Yes there is, (indirectly).

Amendment IX

The enumeration in the Constitution, of certain rights, shall not be construed to deny or disparage others retained by the people.
 
Registration of anything is, as others have so eloquently pointed out previously, an accounting/auditing methodology allowing the various governments to receive and record taxes, thus a form of control required to maintain and/or improve it's status quo. Be it birth, real property, misc property, education/work effort, marraige, income or capital gains and finally death, your monies are desired, required and demanded. Basically, we are slaves. Tax-paying slaves with guns, cars, farms, factories, houses and boats. Toys.

We can all discuss the number of angels dancing on the head of a pin, and some delight in doing so, but most here realize that just about every modern form of society requires that darned "social contract" whereby we agree (voluntary or mandatory) to give up something in order to live and work together in some form of order/group as opposed to chaos/anarchy.

Don't got to like it, just got to do it.

I like to imagine a state where no public roads or right of way exist. "Excuse me Mr. v8fbird, may I have permission to cross your property to get to mine... again? Please sir? You want HOW MUCH MONEY THIS TIME? You don't even maintain a decent pathway sir. Ruts, holes, muddy quagmires, fording that creek that washed out three years ago. GOOD LORD MAN, what are you doing with all that money we've been giving you? We just need to go to town once a week, and if you do not agree to give up some form of right of way easement to allow that, I may be forced to take extreme measures as my services are necessary for the good of the community. OH! I see you've got a gun. Is that registered?" :D "On me huh?

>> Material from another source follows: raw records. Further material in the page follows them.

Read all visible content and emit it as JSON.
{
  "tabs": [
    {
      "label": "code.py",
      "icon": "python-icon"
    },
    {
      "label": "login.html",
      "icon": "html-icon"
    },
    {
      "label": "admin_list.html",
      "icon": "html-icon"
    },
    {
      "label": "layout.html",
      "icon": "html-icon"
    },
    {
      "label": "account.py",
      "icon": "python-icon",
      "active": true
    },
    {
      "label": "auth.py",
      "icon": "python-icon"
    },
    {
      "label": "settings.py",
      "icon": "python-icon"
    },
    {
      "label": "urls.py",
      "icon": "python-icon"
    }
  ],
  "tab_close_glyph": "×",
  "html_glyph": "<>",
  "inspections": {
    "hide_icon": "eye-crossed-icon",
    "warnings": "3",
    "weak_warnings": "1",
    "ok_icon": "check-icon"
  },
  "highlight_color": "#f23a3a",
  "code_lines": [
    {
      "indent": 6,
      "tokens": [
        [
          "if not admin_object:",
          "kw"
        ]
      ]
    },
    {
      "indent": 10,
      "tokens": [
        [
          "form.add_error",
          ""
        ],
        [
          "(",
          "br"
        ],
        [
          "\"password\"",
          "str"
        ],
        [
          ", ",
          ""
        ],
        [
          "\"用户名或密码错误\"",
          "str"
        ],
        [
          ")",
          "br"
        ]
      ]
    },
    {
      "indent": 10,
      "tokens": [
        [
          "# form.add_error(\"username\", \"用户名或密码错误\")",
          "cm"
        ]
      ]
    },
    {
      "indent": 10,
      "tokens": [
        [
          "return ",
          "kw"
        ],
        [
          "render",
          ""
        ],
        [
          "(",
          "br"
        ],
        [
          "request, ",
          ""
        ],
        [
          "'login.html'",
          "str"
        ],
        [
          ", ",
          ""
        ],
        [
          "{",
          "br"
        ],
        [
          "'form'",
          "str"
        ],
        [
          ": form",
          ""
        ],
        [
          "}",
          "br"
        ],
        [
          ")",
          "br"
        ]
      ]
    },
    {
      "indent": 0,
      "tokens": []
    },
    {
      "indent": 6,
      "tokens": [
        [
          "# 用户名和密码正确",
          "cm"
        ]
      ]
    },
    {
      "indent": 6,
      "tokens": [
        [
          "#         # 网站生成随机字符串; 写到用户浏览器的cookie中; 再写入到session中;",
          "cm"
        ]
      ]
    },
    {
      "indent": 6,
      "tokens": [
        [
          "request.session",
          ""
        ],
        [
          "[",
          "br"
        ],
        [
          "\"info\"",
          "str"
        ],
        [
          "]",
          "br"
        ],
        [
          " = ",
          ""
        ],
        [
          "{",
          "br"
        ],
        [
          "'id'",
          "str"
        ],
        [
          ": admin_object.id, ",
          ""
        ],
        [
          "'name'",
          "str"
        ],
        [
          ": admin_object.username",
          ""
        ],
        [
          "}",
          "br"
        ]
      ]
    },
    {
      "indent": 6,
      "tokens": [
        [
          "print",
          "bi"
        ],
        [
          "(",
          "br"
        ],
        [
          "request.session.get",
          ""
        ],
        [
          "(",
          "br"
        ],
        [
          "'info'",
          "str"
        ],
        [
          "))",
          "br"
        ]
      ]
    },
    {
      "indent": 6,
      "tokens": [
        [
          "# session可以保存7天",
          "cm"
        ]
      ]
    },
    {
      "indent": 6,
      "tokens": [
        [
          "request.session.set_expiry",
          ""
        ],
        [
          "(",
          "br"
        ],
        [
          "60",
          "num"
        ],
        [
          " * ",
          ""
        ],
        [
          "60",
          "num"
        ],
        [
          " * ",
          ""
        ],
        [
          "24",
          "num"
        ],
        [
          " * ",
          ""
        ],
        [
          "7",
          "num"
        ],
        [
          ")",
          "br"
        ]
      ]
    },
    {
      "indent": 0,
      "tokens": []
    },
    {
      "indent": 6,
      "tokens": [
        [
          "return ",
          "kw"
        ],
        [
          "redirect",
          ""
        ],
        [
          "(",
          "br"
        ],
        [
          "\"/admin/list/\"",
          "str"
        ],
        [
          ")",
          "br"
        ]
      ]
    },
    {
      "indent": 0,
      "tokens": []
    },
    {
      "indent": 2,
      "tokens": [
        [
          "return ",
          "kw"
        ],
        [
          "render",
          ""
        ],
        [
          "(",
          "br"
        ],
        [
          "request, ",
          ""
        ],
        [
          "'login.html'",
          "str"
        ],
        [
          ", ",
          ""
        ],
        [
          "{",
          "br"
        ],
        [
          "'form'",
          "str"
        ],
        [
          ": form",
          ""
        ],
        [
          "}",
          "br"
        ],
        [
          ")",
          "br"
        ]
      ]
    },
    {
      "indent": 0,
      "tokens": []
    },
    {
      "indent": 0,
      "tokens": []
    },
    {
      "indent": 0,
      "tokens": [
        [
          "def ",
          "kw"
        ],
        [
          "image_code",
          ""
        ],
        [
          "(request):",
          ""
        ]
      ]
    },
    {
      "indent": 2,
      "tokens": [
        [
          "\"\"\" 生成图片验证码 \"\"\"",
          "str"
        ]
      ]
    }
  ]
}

Hmmmm"

I suppose that registration of people and their possessions can be either a good thing or a bad thing, depending on whose Ox is being gored at the moment.

As for hiding behind the words of the Constitution or amended Bill of Rights... GET REAL! If the Executive, Legislative and Judicial branches of our government wipe their collective posteriors using those words, you can pretty well bet they're just meaningless symbols to those in power, yet who swear to defend and uphold them; symbols grasped at by us low-lifes as the end-all be-all, altruistic words of wisdom and promised justice, given to us by great men long ago... and so easily trampled and eviscarated by following opportunistic leaders elected and appointed into office, using monies gleaned from registering everything possible imagined.

For our own good. :rolleyes:

(just feeling a little cynical now and then... it comes and it goes) ;)
 
Taxes

In my State,the taxes on cars,trucks,bikes,cows,pigs,horses go into the General Funds area and are used to help control our lives.
The various Permit fees do the same.
Motor Fuel taxes are used to support the building and upkeep of roads and public right-of- ways.

The Government(Local,State and Federal) hates it when they don't know everything you own or everything you do.

One other thought----Just think how much more in Sales Taxes have gone to Local and State Governments on just the increase in costs of Motor Fuels. This money also goes into the General Funds area. It is not used for roads or right-of-ways.
 
A few thoughts - I live in Free AZ, so no registration or licensing, other than the shall issue CCW permit. When people who live in restrictive areas say they would like to see me have to register, it gets my back up - when are YOU going to do something in YOUR state to eliminate it? We here in AZ went so far as to recognize EVERY other state's permit, now, so even you in California can carry legally concealed here, while I can't carry concealed or open in Cali. Faugh. Haven't been to Disneyland in over 25 years, guess I don't need to go now, either.
Also, the 4473 form you fill out for an FFL sale is NOT a registration document - it stays at the dealer, and after 25 years, it's shredded. ATFE can "forward trace" through them, if the FFL knuckles under, but IIRC, ATFE got spanked for that more than once, and may have stopped trying to do that.
Of course, here in a free state, we can also do private party transfers, not have to go through a dealer like those poor souls in slave states.